One of the more significant findings was an increasing acceptance of what Biblical scholars describe as the "cultural commission."
Protestant evangelical leaders, once seen as seeking only to save souls, by a majority now wanted to save institutions such as schools, government and entertainment. And this represented a substantial increase in the will to public participation.
Mr. Reichley, a Presbyterian layman, further believes that as evangelicals become more pragmatic, "they increase the possibility that a broad Republican coalition, in which they play a significant part, may win enduring political success."
Now generally speaking, at least in the circles I move in, this "cultural commission" is seen as anti-woman, having mostly to do with the restriction of abortion. Once this fact is established, the conversation can go no further. It's out of the question to even revisit the debate. If men bore children, abortion would be a sacrament. This cultural commission is a move by paleolithic males to get women back into the kitchen and out of the public arena, so they can have their jobs, money and power back. End of discussion.

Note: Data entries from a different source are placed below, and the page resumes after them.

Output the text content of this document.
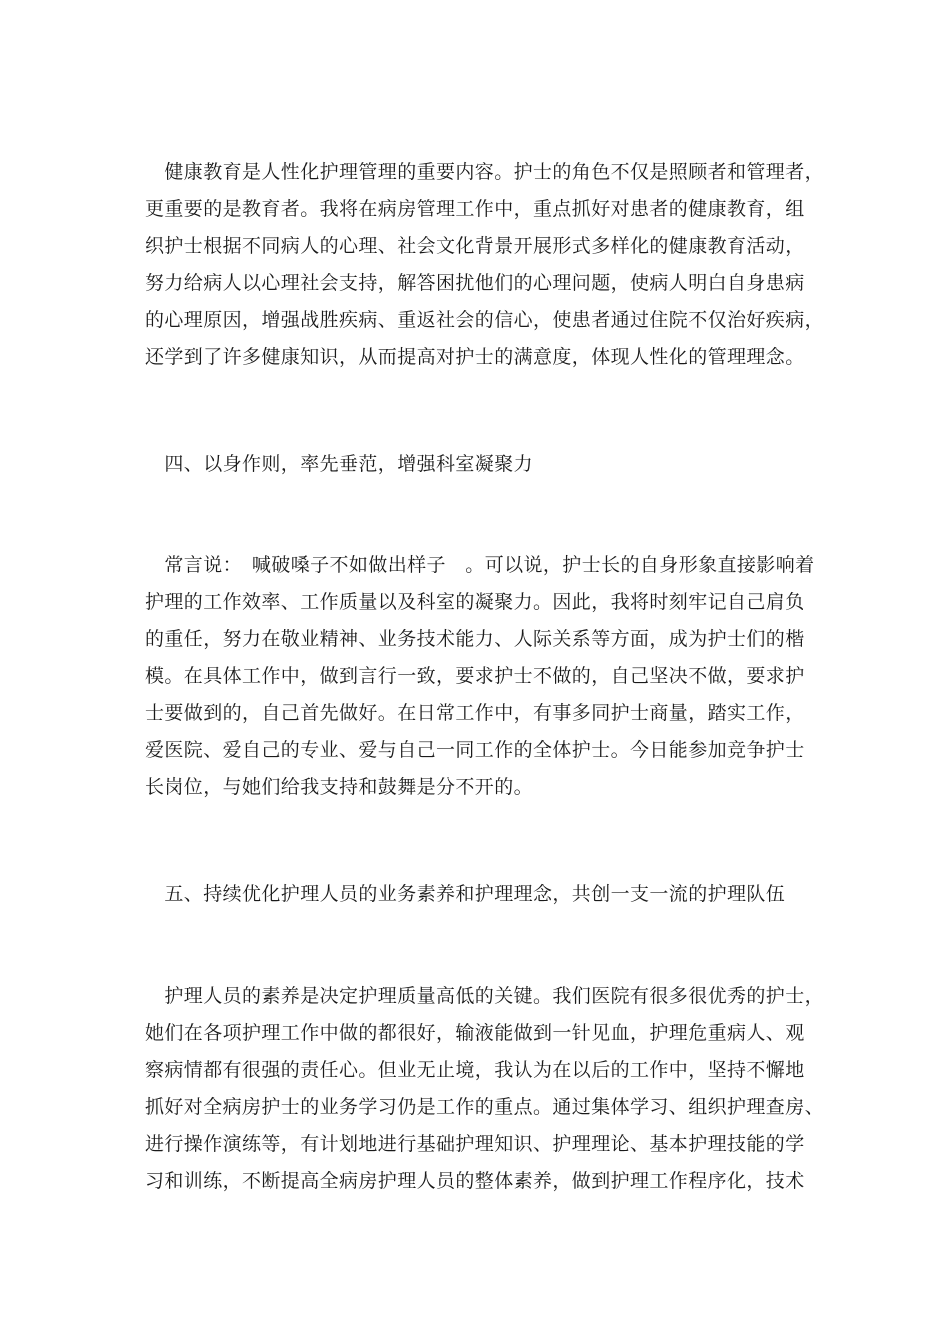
　健康教育是人性化护理管理的重要内容。护士的角色不仅是照顾者和管理者，
更重要的是教育者。我将在病房管理工作中，重点抓好对患者的健康教育，组
织护士根据不同病人的心理、社会文化背景开展形式多样化的健康教育活动，
努力给病人以心理社会支持，解答困扰他们的心理问题，使病人明白自身患病
的心理原因，增强战胜疾病、重返社会的信心，使患者通过住院不仅治好疾病，
还学到了许多健康知识，从而提高对护士的满意度，体现人性化的管理理念。
　四、以身作则，率先垂范，增强科室凝聚力
　常言说：　喊破嗓子不如做出样子　。可以说，护士长的自身形象直接影响着
护理的工作效率、工作质量以及科室的凝聚力。因此，我将时刻牢记自己肩负
的重任，努力在敬业精神、业务技术能力、人际关系等方面，成为护士们的楷
模。在具体工作中，做到言行一致，要求护士不做的，自己坚决不做，要求护
士要做到的，自己首先做好。在日常工作中，有事多同护士商量，踏实工作，
爱医院、爱自己的专业、爱与自己一同工作的全体护士。今日能参加竞争护士
长岗位，与她们给我支持和鼓舞是分不开的。
　五、持续优化护理人员的业务素养和护理理念，共创一支一流的护理队伍
　护理人员的素养是决定护理质量高低的关键。我们医院有很多很优秀的护士，
她们在各项护理工作中做的都很好，输液能做到一针见血，护理危重病人、观
察病情都有很强的责任心。但业无止境，我认为在以后的工作中，坚持不懈地
抓好对全病房护士的业务学习仍是工作的重点。通过集体学习、组织护理查房、
进行操作演练等，有计划地进行基础护理知识、护理理论、基本护理技能的学
习和训练，不断提高全病房护理人员的整体素养，做到护理工作程序化，技术
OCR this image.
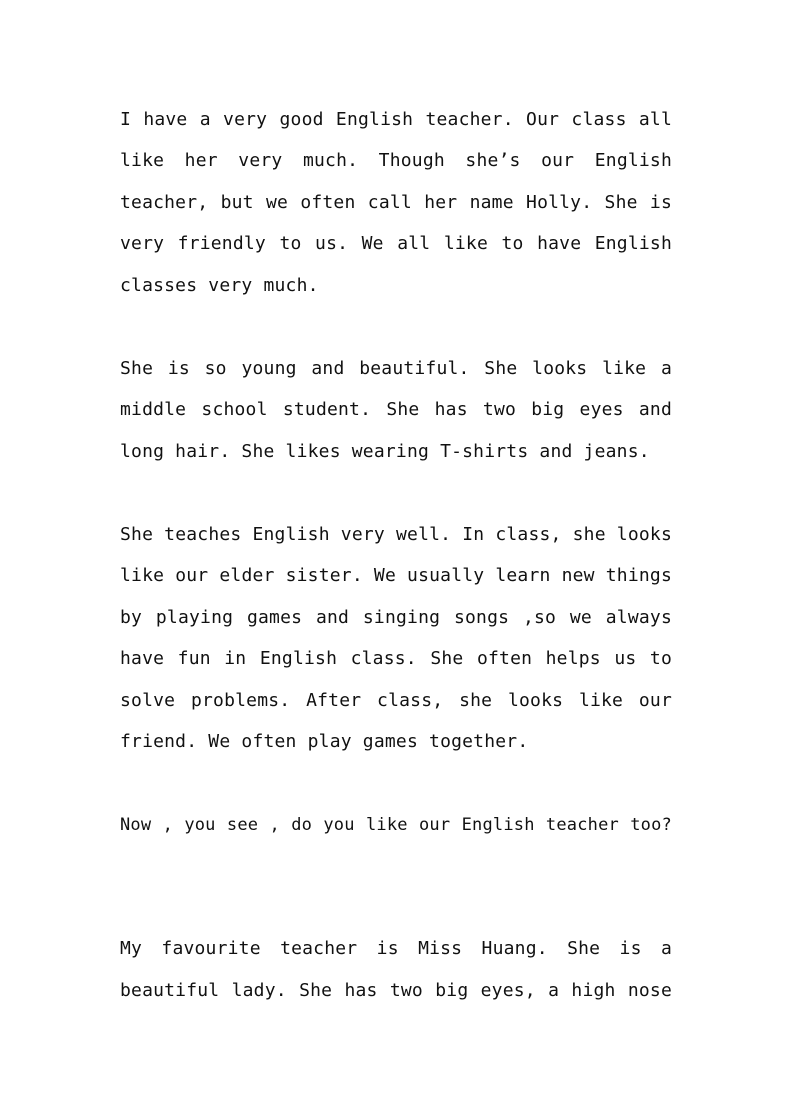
I have a very good English teacher. Our class all
like her very much. Though she’s our English
teacher, but we often call her name Holly. She is
very friendly to us. We all like to have English
classes very much.
She is so young and beautiful. She looks like a
middle school student. She has two big eyes and
long hair. She likes wearing T-shirts and jeans.
She teaches English very well. In class, she looks
like our elder sister. We usually learn new things
by playing games and singing songs ,so we always
have fun in English class. She often helps us to
solve problems. After class, she looks like our
friend. We often play games together.
Now , you see , do you like our English teacher too?
My favourite teacher is Miss Huang. She is a
beautiful lady. She has two big eyes, a high nose
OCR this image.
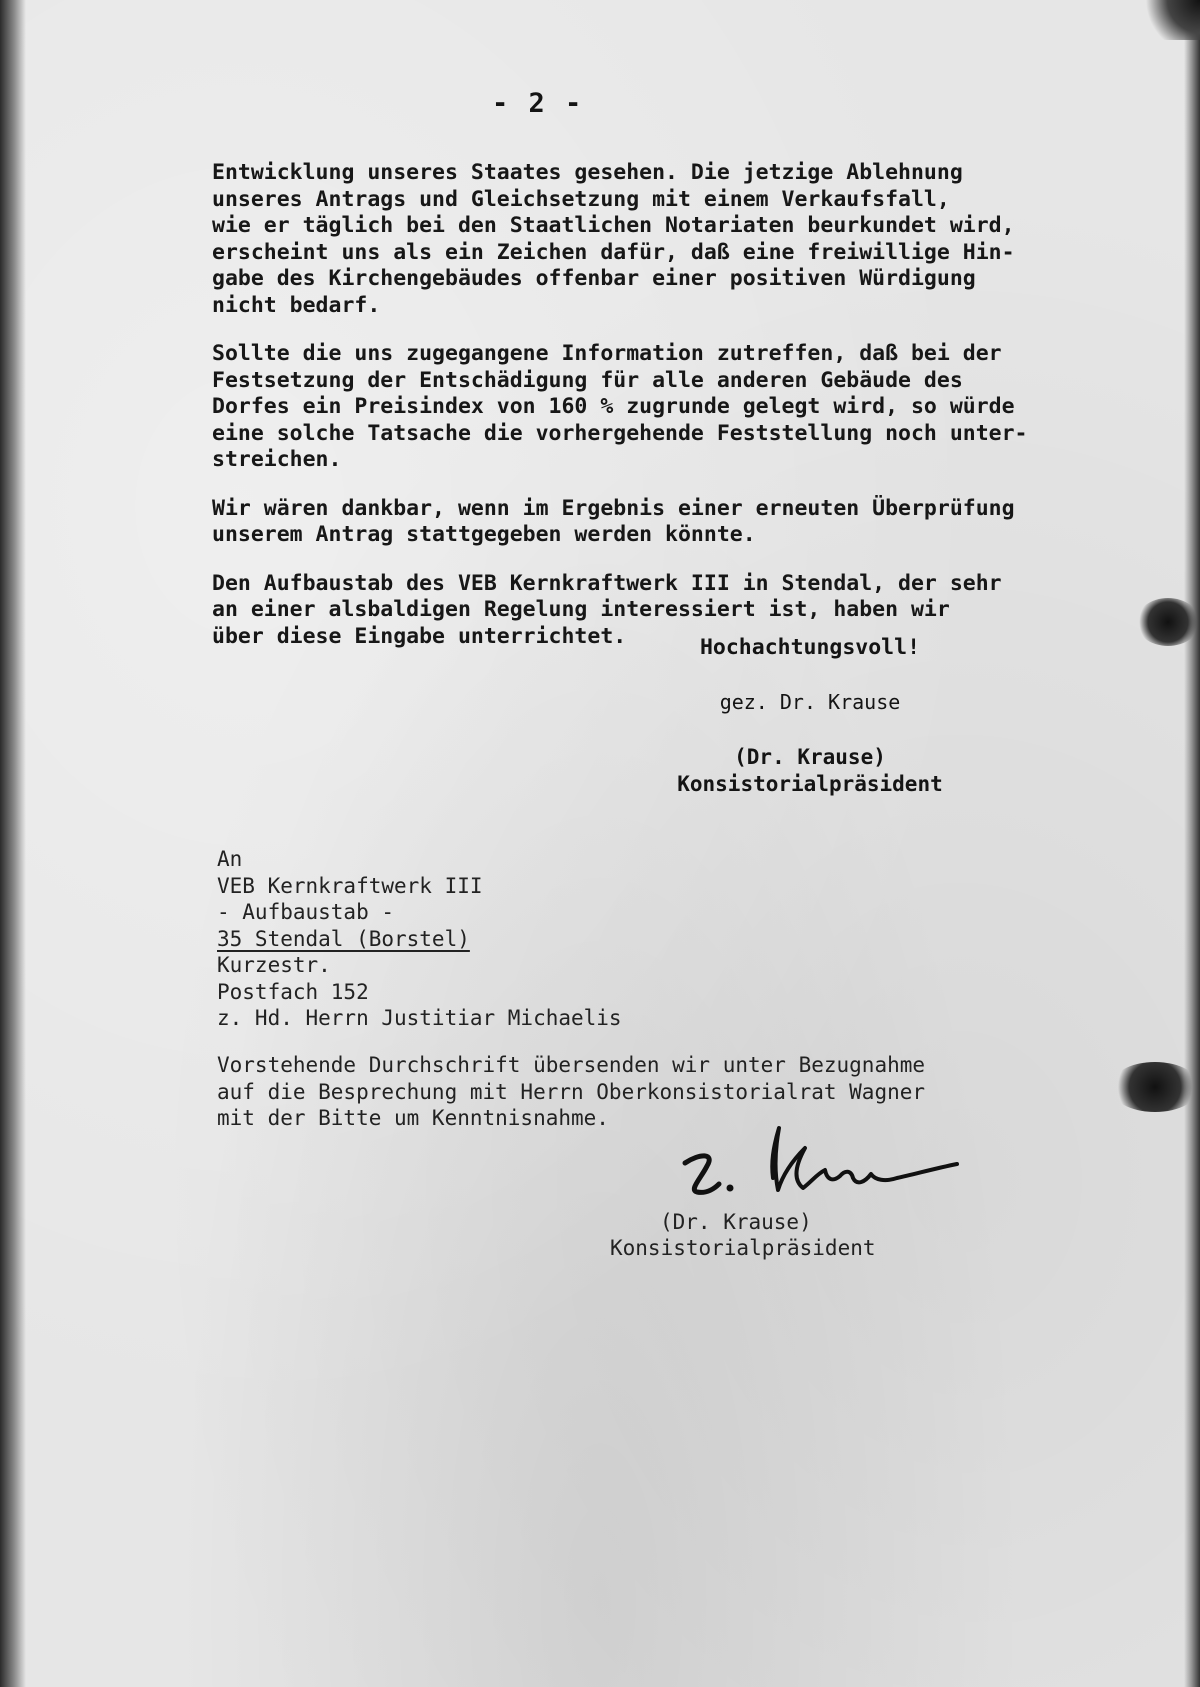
- 2 -

Entwicklung unseres Staates gesehen. Die jetzige Ablehnung
unseres Antrags und Gleichsetzung mit einem Verkaufsfall,
wie er täglich bei den Staatlichen Notariaten beurkundet wird,
erscheint uns als ein Zeichen dafür, daß eine freiwillige Hin-
gabe des Kirchengebäudes offenbar einer positiven Würdigung
nicht bedarf.

Sollte die uns zugegangene Information zutreffen, daß bei der
Festsetzung der Entschädigung für alle anderen Gebäude des
Dorfes ein Preisindex von 160 % zugrunde gelegt wird, so würde
eine solche Tatsache die vorhergehende Feststellung noch unter-
streichen.

Wir wären dankbar, wenn im Ergebnis einer erneuten Überprüfung
unserem Antrag stattgegeben werden könnte.

Den Aufbaustab des VEB Kernkraftwerk III in Stendal, der sehr
an einer alsbaldigen Regelung interessiert ist, haben wir
über diese Eingabe unterrichtet.	Hochachtungsvoll!
gez. Dr. Krause
(Dr. Krause)
Konsistorialpräsident
An
VEB Kernkraftwerk III
- Aufbaustab -
35 Stendal (Borstel)
Kurzestr.
Postfach 152
z. Hd. Herrn Justitiar Michaelis
Vorstehende Durchschrift übersenden wir unter Bezugnahme
auf die Besprechung mit Herrn Oberkonsistorialrat Wagner
mit der Bitte um Kenntnisnahme.
(Dr. Krause)
Konsistorialpräsident
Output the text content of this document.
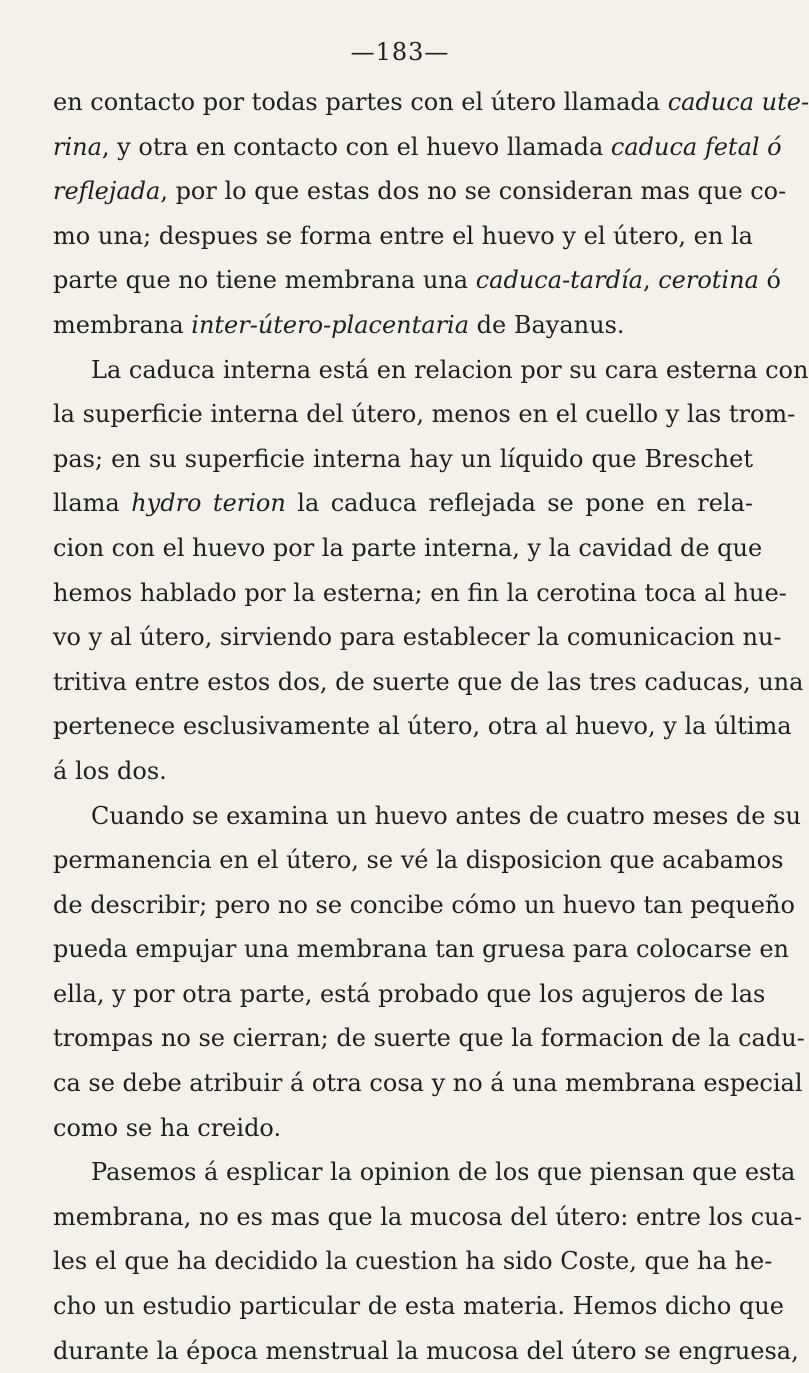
—183—
en contacto por todas partes con el útero llamada caduca ute-
rina, y otra en contacto con el huevo llamada caduca fetal ó
reflejada, por lo que estas dos no se consideran mas que co-
mo una; despues se forma entre el huevo y el útero, en la
parte que no tiene membrana una caduca-tardía, cerotina ó
membrana inter-útero-placentaria de Bayanus.
La caduca interna está en relacion por su cara esterna con
la superficie interna del útero, menos en el cuello y las trom-
pas; en su superficie interna hay un líquido que Breschet
llama hydro terion la caduca reflejada se pone en rela-
cion con el huevo por la parte interna, y la cavidad de que
hemos hablado por la esterna; en fin la cerotina toca al hue-
vo y al útero, sirviendo para establecer la comunicacion nu-
tritiva entre estos dos, de suerte que de las tres caducas, una
pertenece esclusivamente al útero, otra al huevo, y la última
á los dos.
Cuando se examina un huevo antes de cuatro meses de su
permanencia en el útero, se vé la disposicion que acabamos
de describir; pero no se concibe cómo un huevo tan pequeño
pueda empujar una membrana tan gruesa para colocarse en
ella, y por otra parte, está probado que los agujeros de las
trompas no se cierran; de suerte que la formacion de la cadu-
ca se debe atribuir á otra cosa y no á una membrana especial
como se ha creido.
Pasemos á esplicar la opinion de los que piensan que esta
membrana, no es mas que la mucosa del útero: entre los cua-
les el que ha decidido la cuestion ha sido Coste, que ha he-
cho un estudio particular de esta materia. Hemos dicho que
durante la época menstrual la mucosa del útero se engruesa,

It is almost impossible to persuade the average member of an elite -- male or female, financial, cultural, political or bureaucratic -- to put themselves into the shoes of an ordinary woman, a wife and mother, perhaps undereducated, who has absolutely no access to political or cultural power.
The over-sexualized and violent marketplace, the threat to the covenant of marriage from every corner, easy access to drugs, porn on the Internet, the perennial fear of crime -- everywhere she looks, she and her children are at risk. Such a woman looks back to her mother's generation of women, and knows that once, a woman like herself was protected, had value.
Now she is the last considered. It is her emotions that fuel the power of the Evangelical Right, and until the liberal elites realize that liberal policies have damaged the family, and liberal attitudes have left ordinary women terrified and alone, it is she whose passion is strong enough to determine the shape of our future.
Besides, who said "the meek shall inherit the earth"?